Facebook Vs Wikileaks


Pick the odd man out - Vladimir Putin, Barack Obama, Ben Bernanke, Mark Zuckerberg.

The answer may not be difficult to guess: Mark Zuckerberg.

Now the similarity. All of them including the facebook creator have been TIME persons of the year - 2007, 2008, 2009, and 2010 respectively.

Vladimir Putin, the man responsible for bringing Russia back to the great game of geopolitics after it was almost on the verge of becoming a failed state.
Barack Obama, who won a historic American election to become the 44th President of the United States and the first African American to do this. A year later he won the Nobel Peace Prize (2009) "for his extraordinary efforts to strengthen international diplomacy and cooperation between people.”
Ben Bernanke, the Chairman of Federal Reserve (the central bank of the U.S) who prevented an economic catastrophe. In 2009, Bernanke hurled unprecedented amounts of money into the banking system in different ways, which lay the groundwork for the Fed's eventual return to normality.
It is here that one is forced to stop and think before moving on to the next candidate in the list. Mark Zukerberg’s online directory ‘Facebook’ that connects people through social network may have blossomed beyond 500 million in 2010 with a movie, The Social Network, made about the early days of Facebook. And it may be true that one out of every dozen people on planet now has a Facebook account.
But, when seen in the light of Zukerberg’s predecessors that the esteemed TIME magazine has honoured, his contribution seems insignificant.
TIME Magazine's Person of the Year, is the award given since 1927 to the most influential person in the world in that year.

2010 was a year when Julian Assange founder of whistleblower website WikiLeaks captured headlines of almost all mainstream dailies around the world and his revelations were debated in Parliaments of most democracies.
According to a report in the Canada based The Gazette (Montreal) Julian Assange was voted top newsmaker of the year 2010 by senior editors at Postmedia Network newspapers and canada.com.
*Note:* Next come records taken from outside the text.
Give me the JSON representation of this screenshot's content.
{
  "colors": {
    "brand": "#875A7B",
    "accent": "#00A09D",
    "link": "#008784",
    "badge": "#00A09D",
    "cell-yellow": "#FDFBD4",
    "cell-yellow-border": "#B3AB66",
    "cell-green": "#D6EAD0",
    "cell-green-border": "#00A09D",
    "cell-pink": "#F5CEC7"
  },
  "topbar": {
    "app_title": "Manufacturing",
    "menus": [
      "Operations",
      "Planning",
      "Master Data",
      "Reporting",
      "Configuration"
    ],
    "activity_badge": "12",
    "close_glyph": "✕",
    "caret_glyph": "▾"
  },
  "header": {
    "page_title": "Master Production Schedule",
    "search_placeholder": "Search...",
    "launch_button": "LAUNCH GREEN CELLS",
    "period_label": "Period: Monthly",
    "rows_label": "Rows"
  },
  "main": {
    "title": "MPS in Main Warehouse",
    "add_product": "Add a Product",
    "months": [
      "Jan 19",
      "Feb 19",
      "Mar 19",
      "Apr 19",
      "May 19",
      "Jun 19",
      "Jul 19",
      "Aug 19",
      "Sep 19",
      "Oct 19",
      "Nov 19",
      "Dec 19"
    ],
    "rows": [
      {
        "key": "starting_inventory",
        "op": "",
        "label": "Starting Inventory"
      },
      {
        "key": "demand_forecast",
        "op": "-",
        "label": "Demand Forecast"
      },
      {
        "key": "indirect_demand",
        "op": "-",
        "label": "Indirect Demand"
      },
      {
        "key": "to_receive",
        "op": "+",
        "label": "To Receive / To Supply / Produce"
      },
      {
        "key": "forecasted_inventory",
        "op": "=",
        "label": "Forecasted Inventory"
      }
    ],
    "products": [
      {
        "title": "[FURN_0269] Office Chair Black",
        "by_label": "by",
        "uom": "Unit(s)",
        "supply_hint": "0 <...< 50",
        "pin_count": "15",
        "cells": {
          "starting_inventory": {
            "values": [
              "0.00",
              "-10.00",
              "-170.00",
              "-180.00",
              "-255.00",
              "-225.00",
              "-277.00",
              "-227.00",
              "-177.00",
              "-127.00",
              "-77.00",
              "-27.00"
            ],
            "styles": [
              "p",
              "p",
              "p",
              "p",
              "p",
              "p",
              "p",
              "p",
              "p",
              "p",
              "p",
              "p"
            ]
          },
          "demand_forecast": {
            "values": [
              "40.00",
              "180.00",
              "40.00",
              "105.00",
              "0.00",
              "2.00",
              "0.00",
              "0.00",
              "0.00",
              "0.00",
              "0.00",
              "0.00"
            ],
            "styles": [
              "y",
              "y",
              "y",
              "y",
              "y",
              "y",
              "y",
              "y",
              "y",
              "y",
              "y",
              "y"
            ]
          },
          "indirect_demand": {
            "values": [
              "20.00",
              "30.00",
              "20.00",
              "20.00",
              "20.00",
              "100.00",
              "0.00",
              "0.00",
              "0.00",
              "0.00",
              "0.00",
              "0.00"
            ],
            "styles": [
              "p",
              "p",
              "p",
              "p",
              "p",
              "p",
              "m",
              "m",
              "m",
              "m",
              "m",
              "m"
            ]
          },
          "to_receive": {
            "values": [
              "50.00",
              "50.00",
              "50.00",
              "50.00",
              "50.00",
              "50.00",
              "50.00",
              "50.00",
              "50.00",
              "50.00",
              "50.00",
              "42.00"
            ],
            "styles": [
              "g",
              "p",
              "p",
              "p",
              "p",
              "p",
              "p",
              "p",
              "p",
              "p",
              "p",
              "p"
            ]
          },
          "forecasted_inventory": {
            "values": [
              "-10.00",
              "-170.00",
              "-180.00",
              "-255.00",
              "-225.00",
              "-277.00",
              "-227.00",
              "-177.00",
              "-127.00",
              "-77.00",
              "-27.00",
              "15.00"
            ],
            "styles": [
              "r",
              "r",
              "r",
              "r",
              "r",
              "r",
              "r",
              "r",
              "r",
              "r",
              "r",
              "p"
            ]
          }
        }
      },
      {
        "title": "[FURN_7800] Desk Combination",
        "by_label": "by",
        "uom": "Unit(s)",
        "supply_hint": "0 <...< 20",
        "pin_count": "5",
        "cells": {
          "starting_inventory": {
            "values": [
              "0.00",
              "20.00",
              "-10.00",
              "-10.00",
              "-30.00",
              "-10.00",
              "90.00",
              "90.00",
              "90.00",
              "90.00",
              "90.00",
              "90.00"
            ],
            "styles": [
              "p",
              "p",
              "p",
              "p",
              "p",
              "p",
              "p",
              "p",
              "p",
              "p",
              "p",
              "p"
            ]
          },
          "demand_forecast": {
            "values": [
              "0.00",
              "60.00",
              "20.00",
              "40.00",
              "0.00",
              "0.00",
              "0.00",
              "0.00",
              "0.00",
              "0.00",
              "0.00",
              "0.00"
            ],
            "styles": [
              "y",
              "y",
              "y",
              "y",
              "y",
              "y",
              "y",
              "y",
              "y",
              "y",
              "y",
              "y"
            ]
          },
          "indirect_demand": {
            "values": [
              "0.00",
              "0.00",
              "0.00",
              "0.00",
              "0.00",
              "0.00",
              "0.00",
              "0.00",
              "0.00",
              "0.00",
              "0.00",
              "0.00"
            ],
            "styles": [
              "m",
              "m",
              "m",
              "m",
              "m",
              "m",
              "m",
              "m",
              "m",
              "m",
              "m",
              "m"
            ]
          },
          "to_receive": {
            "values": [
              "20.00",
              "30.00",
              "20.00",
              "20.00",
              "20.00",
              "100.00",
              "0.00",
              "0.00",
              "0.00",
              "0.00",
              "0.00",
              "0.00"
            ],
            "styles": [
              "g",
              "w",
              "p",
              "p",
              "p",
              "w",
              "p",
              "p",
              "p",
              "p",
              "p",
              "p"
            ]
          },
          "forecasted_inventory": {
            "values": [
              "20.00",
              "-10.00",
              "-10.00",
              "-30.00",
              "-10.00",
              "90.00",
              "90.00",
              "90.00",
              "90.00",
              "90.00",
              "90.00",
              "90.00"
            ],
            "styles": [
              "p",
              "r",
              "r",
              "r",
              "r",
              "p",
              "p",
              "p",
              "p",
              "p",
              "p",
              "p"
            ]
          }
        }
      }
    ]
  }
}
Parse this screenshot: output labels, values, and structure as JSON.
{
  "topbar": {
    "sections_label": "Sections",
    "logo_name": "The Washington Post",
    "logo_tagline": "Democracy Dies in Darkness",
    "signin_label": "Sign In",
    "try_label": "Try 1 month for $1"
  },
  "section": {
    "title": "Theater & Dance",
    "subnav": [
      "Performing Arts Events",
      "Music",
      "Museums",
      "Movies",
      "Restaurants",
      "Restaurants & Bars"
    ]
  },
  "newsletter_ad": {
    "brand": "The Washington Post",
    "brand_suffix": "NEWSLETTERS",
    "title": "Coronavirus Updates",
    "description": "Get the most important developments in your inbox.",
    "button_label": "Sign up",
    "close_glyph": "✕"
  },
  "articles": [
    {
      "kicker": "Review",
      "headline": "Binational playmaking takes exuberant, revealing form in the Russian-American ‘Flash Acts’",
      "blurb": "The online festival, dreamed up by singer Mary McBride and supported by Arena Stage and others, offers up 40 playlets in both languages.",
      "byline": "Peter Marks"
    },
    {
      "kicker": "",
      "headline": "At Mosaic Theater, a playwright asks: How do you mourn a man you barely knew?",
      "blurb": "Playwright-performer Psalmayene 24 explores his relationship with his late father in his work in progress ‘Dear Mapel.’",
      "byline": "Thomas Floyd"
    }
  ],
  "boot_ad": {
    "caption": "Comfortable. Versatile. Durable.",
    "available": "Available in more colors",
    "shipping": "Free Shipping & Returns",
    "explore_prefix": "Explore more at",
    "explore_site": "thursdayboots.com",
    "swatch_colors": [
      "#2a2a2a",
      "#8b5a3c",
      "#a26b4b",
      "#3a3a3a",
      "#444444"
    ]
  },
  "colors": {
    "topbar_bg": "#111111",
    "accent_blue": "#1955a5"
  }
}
The social networking business
Facebook's core business is social networking – something that has already been tasted and enjoyed by other players in the field.
Take the examples of AOL, Tripod, Friendster, Orkut, MySpace or LinkedIn. You might have believed the same thing about any one of those social networks as you do now about Facebook.
AOL was considered ubiquitous and invincible. And yet it saw its downfall just like the other aforementioned social networks did. MySpace was described as one of the most wildly successful sites in 2006 when it had amassed 124 million profiles in its two and a half years of existence. 
So it is wrong if we say AOL, Orkut or MySpace lost and Facebook won. The more appropriate statement will be MySpace won first and Facebook won next. And something else will follow.
Interestingly, Julian Assange won the most votes in TIME magazine’s 2010 Person of the Year poll. While Assange was148,383 votes over the silver medalist, Recep Tayyip Erdogan, Prime Minister of Turkey, Facebook CEO Mark Zuckerberg came in 10th.
TIME’s editor played safe by picking a less-controversial figure. However, the choice itself became a controversy with numerous journalists and commentators alleging that the magazine went with the safer choice, opting for the 26-year-old billionaire over the Australian hacker-turned-anti-secrecy advocate now targeted by the U.S. Justice Department. 
A TIME reader comments on TIME’s cover story of its Person of the Year 2010 issue: “Guys, I’ve got a guy here working at TIME, who tells me that Zuckerberg paid to get his face on the cover. He also tells me, things like this are not unusual.”